Away to the west, I heard church bells start to ring, then more, out across the countryside. I saw a beacon lit, then another further off, and another. The whole commons of Norfolk were being rung to Mousehold.
Part Four
MOUSEHOLD HEATH
Chapter Forty-three
It was late on Sunday afternoon, two days later. I sat with Nicholas and Barak in the doorway of a lean-to hut built of fresh-smelling wood planks, roofed with turf and with bracken for bedding. Here, at night, the three of us had to ‘croodle up’, in the Norfolk phrase, to sleep. The hut was only four feet high, too low to stand, but provided basic shelter. Hundreds of such huts had been erected in the last two days, stretching across the heath. From Thorpe Wood to the south came the constant sound of sawing, dozens of carpenters busy cutting newly felled tree trunks into planks. There were numerous carpenters among the rebels, and many members of the Norwich carpenters’ guild had come up to help.

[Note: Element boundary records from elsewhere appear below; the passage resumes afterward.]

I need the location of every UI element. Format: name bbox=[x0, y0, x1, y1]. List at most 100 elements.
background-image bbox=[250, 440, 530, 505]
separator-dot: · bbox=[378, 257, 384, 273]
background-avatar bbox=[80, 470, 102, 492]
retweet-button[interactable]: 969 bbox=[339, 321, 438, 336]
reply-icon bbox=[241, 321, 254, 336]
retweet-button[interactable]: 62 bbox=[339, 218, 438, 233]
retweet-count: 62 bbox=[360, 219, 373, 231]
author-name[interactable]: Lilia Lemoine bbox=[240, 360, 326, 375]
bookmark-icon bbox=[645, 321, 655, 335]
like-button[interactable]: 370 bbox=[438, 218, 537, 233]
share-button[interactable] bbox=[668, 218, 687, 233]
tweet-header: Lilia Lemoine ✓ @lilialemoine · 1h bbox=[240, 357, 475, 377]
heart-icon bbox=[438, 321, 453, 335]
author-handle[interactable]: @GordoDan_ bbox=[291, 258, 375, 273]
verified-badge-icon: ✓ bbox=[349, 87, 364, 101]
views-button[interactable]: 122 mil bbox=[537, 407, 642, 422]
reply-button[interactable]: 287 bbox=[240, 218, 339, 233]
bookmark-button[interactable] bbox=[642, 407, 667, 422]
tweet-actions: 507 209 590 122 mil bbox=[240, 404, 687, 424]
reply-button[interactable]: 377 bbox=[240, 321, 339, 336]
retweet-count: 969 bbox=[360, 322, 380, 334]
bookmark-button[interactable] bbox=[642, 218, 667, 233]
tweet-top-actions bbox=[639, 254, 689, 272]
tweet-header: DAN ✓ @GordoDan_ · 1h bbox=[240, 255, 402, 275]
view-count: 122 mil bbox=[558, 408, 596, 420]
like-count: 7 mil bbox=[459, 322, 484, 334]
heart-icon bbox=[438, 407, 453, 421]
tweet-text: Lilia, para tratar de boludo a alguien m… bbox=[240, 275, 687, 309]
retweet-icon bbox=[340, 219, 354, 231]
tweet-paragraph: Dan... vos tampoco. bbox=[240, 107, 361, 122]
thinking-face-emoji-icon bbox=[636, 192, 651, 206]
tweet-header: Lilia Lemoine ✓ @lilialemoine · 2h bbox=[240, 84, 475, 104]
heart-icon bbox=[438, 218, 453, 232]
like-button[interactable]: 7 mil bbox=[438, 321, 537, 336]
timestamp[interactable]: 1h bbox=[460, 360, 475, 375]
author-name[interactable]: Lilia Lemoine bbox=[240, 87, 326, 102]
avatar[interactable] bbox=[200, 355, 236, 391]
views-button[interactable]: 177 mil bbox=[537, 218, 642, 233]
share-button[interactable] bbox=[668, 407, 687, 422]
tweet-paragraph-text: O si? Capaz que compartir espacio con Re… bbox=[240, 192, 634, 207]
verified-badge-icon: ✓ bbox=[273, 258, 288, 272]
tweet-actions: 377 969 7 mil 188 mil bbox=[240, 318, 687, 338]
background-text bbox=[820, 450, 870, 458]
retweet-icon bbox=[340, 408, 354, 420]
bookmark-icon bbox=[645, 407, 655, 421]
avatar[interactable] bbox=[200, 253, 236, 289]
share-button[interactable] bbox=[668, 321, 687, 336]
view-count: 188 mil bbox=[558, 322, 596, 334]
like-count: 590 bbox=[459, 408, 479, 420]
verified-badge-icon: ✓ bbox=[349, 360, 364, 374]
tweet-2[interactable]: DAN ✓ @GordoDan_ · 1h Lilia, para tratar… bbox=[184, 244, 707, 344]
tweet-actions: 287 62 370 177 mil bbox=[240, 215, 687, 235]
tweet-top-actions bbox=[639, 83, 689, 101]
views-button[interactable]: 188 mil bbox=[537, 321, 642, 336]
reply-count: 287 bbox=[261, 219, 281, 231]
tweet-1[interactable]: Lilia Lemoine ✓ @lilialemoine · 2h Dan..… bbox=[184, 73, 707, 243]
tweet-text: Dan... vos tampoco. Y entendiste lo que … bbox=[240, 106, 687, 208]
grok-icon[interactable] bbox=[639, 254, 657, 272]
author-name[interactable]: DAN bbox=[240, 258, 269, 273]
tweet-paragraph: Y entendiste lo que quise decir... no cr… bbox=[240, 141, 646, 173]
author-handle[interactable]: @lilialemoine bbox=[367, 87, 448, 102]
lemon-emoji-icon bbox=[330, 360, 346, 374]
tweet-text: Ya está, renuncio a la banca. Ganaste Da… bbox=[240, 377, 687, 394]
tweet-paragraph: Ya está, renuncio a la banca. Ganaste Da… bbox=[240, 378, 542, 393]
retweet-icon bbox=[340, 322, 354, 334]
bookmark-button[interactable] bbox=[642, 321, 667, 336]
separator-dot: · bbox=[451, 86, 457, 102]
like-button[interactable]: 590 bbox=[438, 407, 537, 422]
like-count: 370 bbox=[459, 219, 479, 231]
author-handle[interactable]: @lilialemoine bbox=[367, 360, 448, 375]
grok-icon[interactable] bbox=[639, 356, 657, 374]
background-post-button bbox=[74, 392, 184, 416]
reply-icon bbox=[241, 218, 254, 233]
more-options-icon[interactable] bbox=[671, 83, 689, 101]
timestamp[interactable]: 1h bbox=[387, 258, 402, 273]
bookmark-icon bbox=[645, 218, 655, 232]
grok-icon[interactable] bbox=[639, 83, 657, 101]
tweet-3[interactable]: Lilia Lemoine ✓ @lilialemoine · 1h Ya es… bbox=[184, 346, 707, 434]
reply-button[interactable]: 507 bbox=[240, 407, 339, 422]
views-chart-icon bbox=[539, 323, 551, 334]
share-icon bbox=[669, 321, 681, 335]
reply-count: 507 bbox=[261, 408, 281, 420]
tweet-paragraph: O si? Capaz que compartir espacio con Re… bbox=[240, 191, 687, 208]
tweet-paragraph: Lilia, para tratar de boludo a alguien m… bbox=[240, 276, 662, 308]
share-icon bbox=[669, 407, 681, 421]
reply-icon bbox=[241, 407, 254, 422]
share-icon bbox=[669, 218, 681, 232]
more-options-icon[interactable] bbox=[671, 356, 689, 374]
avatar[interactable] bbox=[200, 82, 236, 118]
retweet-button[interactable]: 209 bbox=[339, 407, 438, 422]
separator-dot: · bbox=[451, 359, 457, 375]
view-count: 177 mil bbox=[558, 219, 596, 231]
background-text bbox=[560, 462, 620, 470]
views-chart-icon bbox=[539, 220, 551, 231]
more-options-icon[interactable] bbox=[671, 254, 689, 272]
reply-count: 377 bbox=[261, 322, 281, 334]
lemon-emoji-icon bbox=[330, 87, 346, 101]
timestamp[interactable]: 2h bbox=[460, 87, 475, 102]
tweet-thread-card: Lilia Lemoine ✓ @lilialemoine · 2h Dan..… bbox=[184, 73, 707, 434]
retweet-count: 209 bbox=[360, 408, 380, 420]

The huts were grouped in circles accommodating a village or hamlet or group of men who had come to Kett’s camp, within larger organizations representing the old divisions of Norfolk, the ‘Hundreds’. Ex-soldiers had supervised their physical placing, together with ‘governors’ elected by members of the camp on the basis of each Hundred, usually people with experience of local politics. Pathways had been left to allow access. Barak and I, joined the day before by a newly released Nicholas, had remained with the people from Swardeston, along with young Natty and the ex-soldier Hector Johnson. Those two stayed with us, I thought, partly to keep an eye on us, but also because they were alone, with no local group of their own. The villagers were friendly with Barak but reserved towards me and even more so towards Nicholas, who had been uncharacteristically quiet since he had been passed into my care.
Each group of huts had a central cooking area, flints placed round it lest fire spread across the tinder-dry yellow grass of Mousehold. Water had been brought up from the Wensum and even ferried on horseback from the River Yare some eight miles distant. Our cooking pot had been set to boil and we had learned that this evening our dinner was to be, of all things, swan.